The company’s last funding came by way of a Partech-led $2.3 million venture round announced in December 2016. At the time, the company told TechCrunch that it became profitable during Summer 2016. A representative from the company said the company has fluctuated in and out of profitability since then. Because Wallarm is taking on sales and marketing staff, the business loses money today, but hopes to return to profitability shortly.
As part of the Series A transaction, a number of individuals will be joining the company’s executive team and its various boards. Speaking of sales and marketing: Johan Nordstrom, a former executive at Imperva and Arbor Networks will join Wallarm as its chief business development officer and HyTrust cofounder Renata Budko joined as chief marketing officer.
On the board side: Rajan Aggarwal, a partner at Toba Capital, will join the company’s board of directors. Reza Malekzadeh of Partech will join as a board observer. Wallarm is also beefing up its advisory board with the addition of two folks: LendingClub CISO Richard Seiersen and Randy Bias, who serves as Juniper Networks’s VP of technology and strategy.
In a statement provided to Crunchbase News, the company said it will use the proceeds from this round to accelerate its deployment into Fortune 1000 companies and to roll out its new FAST toolkit. Wellarm’s Framework For Automatic Security Testing (FAST) fits into companies’ existing continuous integration (CI) or continuous deployment (CD) infrastructure and lets security researchers, developers, and quality assurance professionals generate hundreds of security tests to locate and reproduce vulnerabilities in application code using a simple scripting interface.
In a June 2018 profile of the company and its technology, Forbes quoted CEO Novikov about its toolkit: “Wallarm FAST takes existing manual or automated tests, like Selenium, and uses those as a basis for generating all the possible security tests out there. Security teams can then create a policy to chip off everything that doesn’t belong. The resulting set of tests runs automatically, making a great addition to the release acceptance criteria.”
Apart from FAST, Wallarm offers a web application firewallproduct that doesn’t require manual configuration of threat detection rules. It’s a product sold to CEOs, said Novikov. FAST, on the other hand, is a product marketed to and priced for front-line engineering and QA teams.
Novikov admitted it’s a bit unusual for a startup to have two products in the market at once. Novikov said both pieces of software are built around the same core engine. “If it weren’t, we’d have to hire a dozen engineers for each product,” said the chief executive of the 55-person company. Wallarm’s built-from-scratch technology is flexible and extensible, allowing the company to slide into other market verticals like network and endpoint security.

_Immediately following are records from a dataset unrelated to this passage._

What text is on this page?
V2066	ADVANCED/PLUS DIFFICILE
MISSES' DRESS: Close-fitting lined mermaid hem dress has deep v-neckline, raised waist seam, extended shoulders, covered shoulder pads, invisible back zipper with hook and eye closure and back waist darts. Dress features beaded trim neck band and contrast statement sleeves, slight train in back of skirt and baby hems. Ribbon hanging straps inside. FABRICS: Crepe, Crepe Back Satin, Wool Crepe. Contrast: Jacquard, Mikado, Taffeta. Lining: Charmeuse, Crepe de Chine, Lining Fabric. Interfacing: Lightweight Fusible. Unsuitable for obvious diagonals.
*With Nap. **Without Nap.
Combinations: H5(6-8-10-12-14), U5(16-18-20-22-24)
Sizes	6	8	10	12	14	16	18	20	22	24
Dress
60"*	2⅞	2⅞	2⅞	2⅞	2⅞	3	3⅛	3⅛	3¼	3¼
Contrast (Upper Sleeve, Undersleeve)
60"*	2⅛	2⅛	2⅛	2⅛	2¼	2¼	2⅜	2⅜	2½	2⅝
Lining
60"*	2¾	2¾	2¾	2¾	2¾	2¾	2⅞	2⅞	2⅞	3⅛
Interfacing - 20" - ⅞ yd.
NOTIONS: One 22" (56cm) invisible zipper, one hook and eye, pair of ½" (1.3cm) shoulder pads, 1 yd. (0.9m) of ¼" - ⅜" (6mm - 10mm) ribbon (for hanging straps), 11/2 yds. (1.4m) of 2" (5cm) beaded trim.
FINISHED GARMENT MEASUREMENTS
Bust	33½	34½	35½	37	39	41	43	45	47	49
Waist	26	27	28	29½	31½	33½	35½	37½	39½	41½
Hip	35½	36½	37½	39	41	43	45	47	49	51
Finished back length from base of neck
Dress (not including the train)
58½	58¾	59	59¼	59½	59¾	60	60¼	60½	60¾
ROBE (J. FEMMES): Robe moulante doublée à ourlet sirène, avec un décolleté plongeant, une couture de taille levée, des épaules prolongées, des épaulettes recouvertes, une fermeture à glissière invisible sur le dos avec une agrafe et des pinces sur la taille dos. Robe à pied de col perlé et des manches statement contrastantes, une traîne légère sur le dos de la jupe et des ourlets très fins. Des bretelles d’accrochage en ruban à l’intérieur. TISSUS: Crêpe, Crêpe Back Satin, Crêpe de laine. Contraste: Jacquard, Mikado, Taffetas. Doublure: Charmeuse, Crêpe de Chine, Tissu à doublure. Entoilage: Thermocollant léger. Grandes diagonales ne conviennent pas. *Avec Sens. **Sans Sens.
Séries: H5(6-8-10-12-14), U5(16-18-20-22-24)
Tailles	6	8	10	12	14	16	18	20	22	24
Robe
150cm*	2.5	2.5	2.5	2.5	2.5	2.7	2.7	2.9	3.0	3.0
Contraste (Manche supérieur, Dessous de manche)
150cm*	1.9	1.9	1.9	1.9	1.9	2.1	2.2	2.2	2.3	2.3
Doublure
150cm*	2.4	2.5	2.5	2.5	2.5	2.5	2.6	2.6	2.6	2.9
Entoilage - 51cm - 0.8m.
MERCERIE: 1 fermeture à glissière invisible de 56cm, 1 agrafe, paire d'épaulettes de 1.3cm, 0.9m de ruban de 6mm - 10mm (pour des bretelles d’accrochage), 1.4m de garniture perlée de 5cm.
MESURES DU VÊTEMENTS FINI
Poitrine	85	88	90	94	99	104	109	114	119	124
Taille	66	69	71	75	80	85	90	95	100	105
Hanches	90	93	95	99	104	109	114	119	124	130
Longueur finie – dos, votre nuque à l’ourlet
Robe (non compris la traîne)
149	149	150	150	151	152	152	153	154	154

The application security market is consolidating rapidly. On October 10th, publicly-traded application security firm Imperva, the market leader, sold to Thoma Bravo for $2.1 billion. And, one week ago, app firewall company tCell announced its sale to Rapid7 for an undisclosed sum. Novikov told Crunchbase News that he’s fended off four acquisition attempts in the past two years.
Wallarm is an example of the other approach to raising venture funding. Rather than chasing vanity valuations or attention-grabbing fundraising figures, the company is trying to use its own financial momentum to expand. Now five years old, Wellarm was founded in 2013 by a group of former white hat hackers who previously worked with Russian companies like Yandex and Mail.ru identify and mitigate security threats. The company and participated in Y Combinator’s Summer 2016 batch.
Instead of raising and torching countless millions in VC money in the name of moving fast and breaking budgets, Wellarm took its time to mature into an actual business, which is a lot more than one can say about many companies in the Bay Area.